Entonces hay  cosas que conservé del alemán, pero también se dio lo contrario. Cosas pepenadas de todos lados del inglés. Alguien me dijo que algo en mi Wasserman es australiano, (pasé horas buscando, pero no pude encontrar la referencia, aunque recuerdo que intenté usar “Esky”, de “Eskimo”, el término australiano para decir hielera, pero no se me permitió hacerlo). Otra expresión, “una patada en las costillas” viene de un funcionario público nacido en Dublín que era  mi conocido. Así es la traducción, no tanto una autobiografía, sino quizás  una “auto-grafía”: vaciarme los bolsillos del pantalón, al estilo Schwitters, un boleto de autobús, un recorte de periódico, una cajetilla de cigarros, una página arrancada de un diario. Las palabras no son sólo palabras; son palabras con las que he tenido que ver, reflejan mi compromiso continuo con Lowell, Brodsky. Bishop y Malcom Lowry; palabras que se han desgastado un poco, que han perdido su color, blandura e historia, quizás no de manera visible para todos los lectores, pero palpable para algunos. 
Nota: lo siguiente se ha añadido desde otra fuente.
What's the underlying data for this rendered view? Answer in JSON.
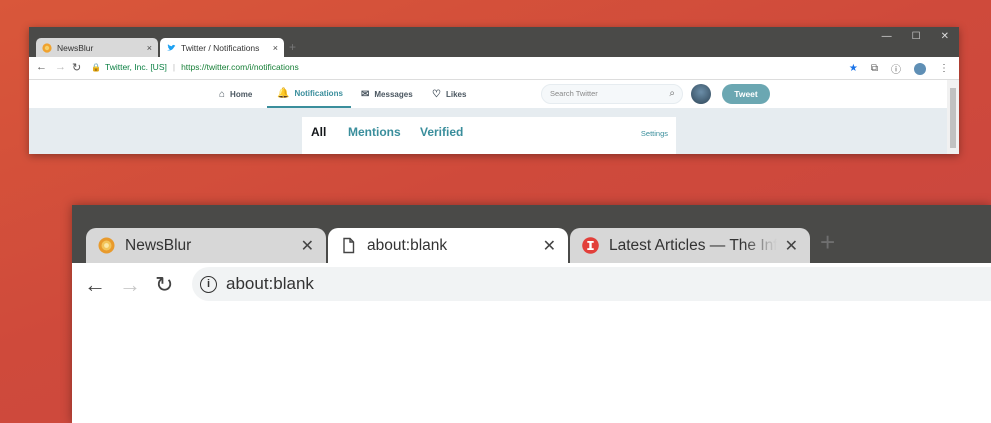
{
  "top_window": {
    "tabs": [
      {
        "title": "NewsBlur",
        "icon": "newsblur-icon",
        "close": "×"
      },
      {
        "title": "Twitter / Notifications",
        "icon": "twitter-bird-icon",
        "close": "×"
      }
    ],
    "new_tab": "+",
    "window_controls": {
      "minimize": "—",
      "maximize": "☐",
      "close": "✕"
    },
    "nav": {
      "back": "←",
      "forward": "→",
      "reload": "↻"
    },
    "omnibox": {
      "org": "Twitter, Inc. [US]",
      "separator": "|",
      "url": "https://twitter.com/i/notifications"
    },
    "toolbar_right": {
      "star": "★",
      "ext": "⧉",
      "info": "ⓘ",
      "menu": "⋮"
    },
    "twitter": {
      "nav": [
        {
          "label": "Home",
          "icon": "home-icon",
          "glyph": "⌂"
        },
        {
          "label": "Notifications",
          "icon": "bell-icon",
          "glyph": "🔔"
        },
        {
          "label": "Messages",
          "icon": "envelope-icon",
          "glyph": "✉"
        },
        {
          "label": "Likes",
          "icon": "heart-icon",
          "glyph": "♡"
        }
      ],
      "search_placeholder": "Search Twitter",
      "search_glyph": "⌕",
      "tweet_button": "Tweet",
      "tabs": [
        "All",
        "Mentions",
        "Verified"
      ],
      "settings": "Settings"
    }
  },
  "bottom_window": {
    "tabs": [
      {
        "title": "NewsBlur",
        "icon": "newsblur-icon",
        "close": "✕"
      },
      {
        "title": "about:blank",
        "icon": "blank-page-icon",
        "close": "✕"
      },
      {
        "title": "Latest Articles — The Info",
        "icon": "the-information-icon",
        "close": "✕"
      }
    ],
    "new_tab": "+",
    "nav": {
      "back": "←",
      "forward": "→",
      "reload": "↻"
    },
    "omnibox": {
      "info_glyph": "i",
      "url": "about:blank"
    }
  },
  "colors": {
    "background": "#cf4a3b",
    "tabstrip": "#4a4a48",
    "twitter_accent": "#3a8e9c",
    "tweet_button": "#6ba7b2",
    "secure_green": "#0b8043"
  }
}
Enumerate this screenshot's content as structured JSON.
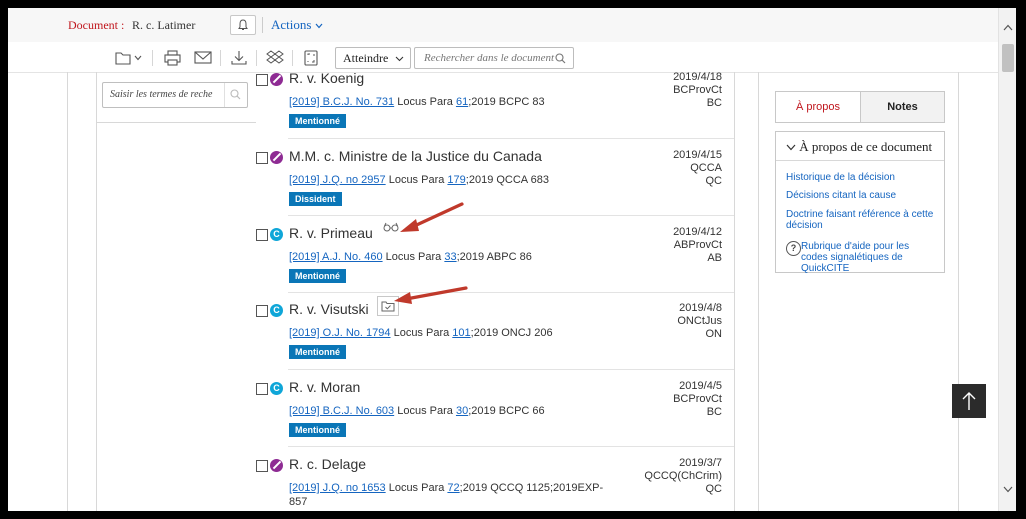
{
  "header": {
    "doc_label": "Document :",
    "doc_name": "R. c. Latimer",
    "actions_label": "Actions"
  },
  "toolbar": {
    "goto_label": "Atteindre",
    "search_placeholder": "Rechercher dans le document"
  },
  "left_search": {
    "placeholder": "Saisir les termes de reche"
  },
  "cases": [
    {
      "title": "R. v. Koenig",
      "signal": "purple",
      "cite_link": "[2019] B.C.J. No. 731",
      "locus_label": "Locus Para",
      "locus_para": "61",
      "cite_rest": ";2019 BCPC 83",
      "badge": "Mentionné",
      "date_lines": [
        "2019/4/18",
        "BCProvCt",
        "BC"
      ]
    },
    {
      "title": "M.M. c. Ministre de la Justice du Canada",
      "signal": "purple",
      "cite_link": "[2019] J.Q. no 2957",
      "locus_label": "Locus Para",
      "locus_para": "179",
      "cite_rest": ";2019 QCCA 683",
      "badge": "Dissident",
      "date_lines": [
        "2019/4/15",
        "QCCA",
        "QC"
      ]
    },
    {
      "title": "R. v. Primeau",
      "signal": "cyan",
      "signal_letter": "C",
      "cite_link": "[2019] A.J. No. 460",
      "locus_label": "Locus Para",
      "locus_para": "33",
      "cite_rest": ";2019 ABPC 86",
      "badge": "Mentionné",
      "date_lines": [
        "2019/4/12",
        "ABProvCt",
        "AB"
      ]
    },
    {
      "title": "R. v. Visutski",
      "signal": "cyan",
      "signal_letter": "C",
      "cite_link": "[2019] O.J. No. 1794",
      "locus_label": "Locus Para",
      "locus_para": "101",
      "cite_rest": ";2019 ONCJ 206",
      "badge": "Mentionné",
      "date_lines": [
        "2019/4/8",
        "ONCtJus",
        "ON"
      ]
    },
    {
      "title": "R. v. Moran",
      "signal": "cyan",
      "signal_letter": "C",
      "cite_link": "[2019] B.C.J. No. 603",
      "locus_label": "Locus Para",
      "locus_para": "30",
      "cite_rest": ";2019 BCPC 66",
      "badge": "Mentionné",
      "date_lines": [
        "2019/4/5",
        "BCProvCt",
        "BC"
      ]
    },
    {
      "title": "R. c. Delage",
      "signal": "purple",
      "cite_link": "[2019] J.Q. no 1653",
      "locus_label": "Locus Para",
      "locus_para": "72",
      "cite_rest": ";2019 QCCQ 1125;2019EXP-",
      "cite_rest_2": "857",
      "date_lines": [
        "2019/3/7",
        "QCCQ(ChCrim)",
        "QC"
      ]
    }
  ],
  "right_panel": {
    "tab_about": "À propos",
    "tab_notes": "Notes",
    "heading": "À propos de ce document",
    "links": [
      "Historique de la décision",
      "Décisions citant la cause",
      "Doctrine faisant référence à cette décision",
      "Rubrique d'aide pour les codes signalétiques de QuickCITE"
    ],
    "help_glyph": "?"
  },
  "colors": {
    "accent_red": "#c0161d",
    "link_blue": "#1565c0",
    "badge_blue": "#0a76b7",
    "signal_purple": "#8e2b93",
    "signal_cyan": "#0fa6d8",
    "annotation_arrow": "#c0392b"
  }
}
El inglés británico y el americano los utilizo más o menos como se me ofrece; solía pensar que conocía la diferencia, e incluso imaginaba que podía alternar entre uno y otro a propósito, ya no estoy seguro. ¿Es la capucha o el bonete? ¿El maletero o el baúl? ¿Alguien come el pastel o la tarta? ¿A alguien le cae el veinte o alguien te cae mal? ¿Soy “quisquilloso” o “puntilloso”? Inevitablemente y de forma creciente -es una modalidad de mi vida y de mis lecturas, así como de tener empleados en Londres y Nueva York -las cosas que digo saldrán mezcladas, en un estilo que podrías llamar “universal-provincial”. Un inglés mestizo y fundido (el cual, de todas formas, considero como la genialidad e inclinación del lenguaje). Lo que me parece más renuente (y menos simpático) es lo auténtico y lo limitado y lo local (pero ¿qué traducción se va a conformar con esas cualidades?: son éstas precisamente la antítesis de la traducción). Todo lo expresivo es posible. Yo batallo por las expresiones británicas en mis traducciones estadounidenses (“on the never never” es una que me viene a la mente - ¡por supuesto que la economía de los Estados Unidos estaría en otras condiciones si esa bendita advertencia sobre los peligros del crédito excesivo hubiera sido atendida!), y también me agrada introducir expresiones estadounidenses a lectores británicos. Ocho años de niñez en Edimburgo -pensé que no habían dejado huella- se muestran en un estallido tardío de revolturas de escoceísmos: “postie” “wee” “agley” “first-footing”. (El mayor beneficiario/víctima fue Durs Grünbein; si le encontraba algún sentido [lo cual de ninguna manera era seguro], quizás era que me encontraba trazando mapas de provincialismos, del sajón al escocés capitalino dieciochoesco a capitalino dieciochoesco, de su infancia en Dresde,  a mi auto conferida “Atenas del Norte.”) Palabras que yo mismo he utilizado en mis poemas, como “bimble” y otras, salen a colación. No es sólo que, como lo he dicho antes, traducir simplemente te quite todas tus palabras, es más pernicioso que eso, es más como una bomba N: te despoja de todas tus palabras. De nuevo, en cuanto me veo repitiéndome a mí mismo, o veo algo predecible o con afectación - sin ser sancionado en el original- con inclinación a lo ostentoso, lo cómico, a un registro lamentable, digamos que la recurrencia de 888888, para mí entonces es tiempo  de parar.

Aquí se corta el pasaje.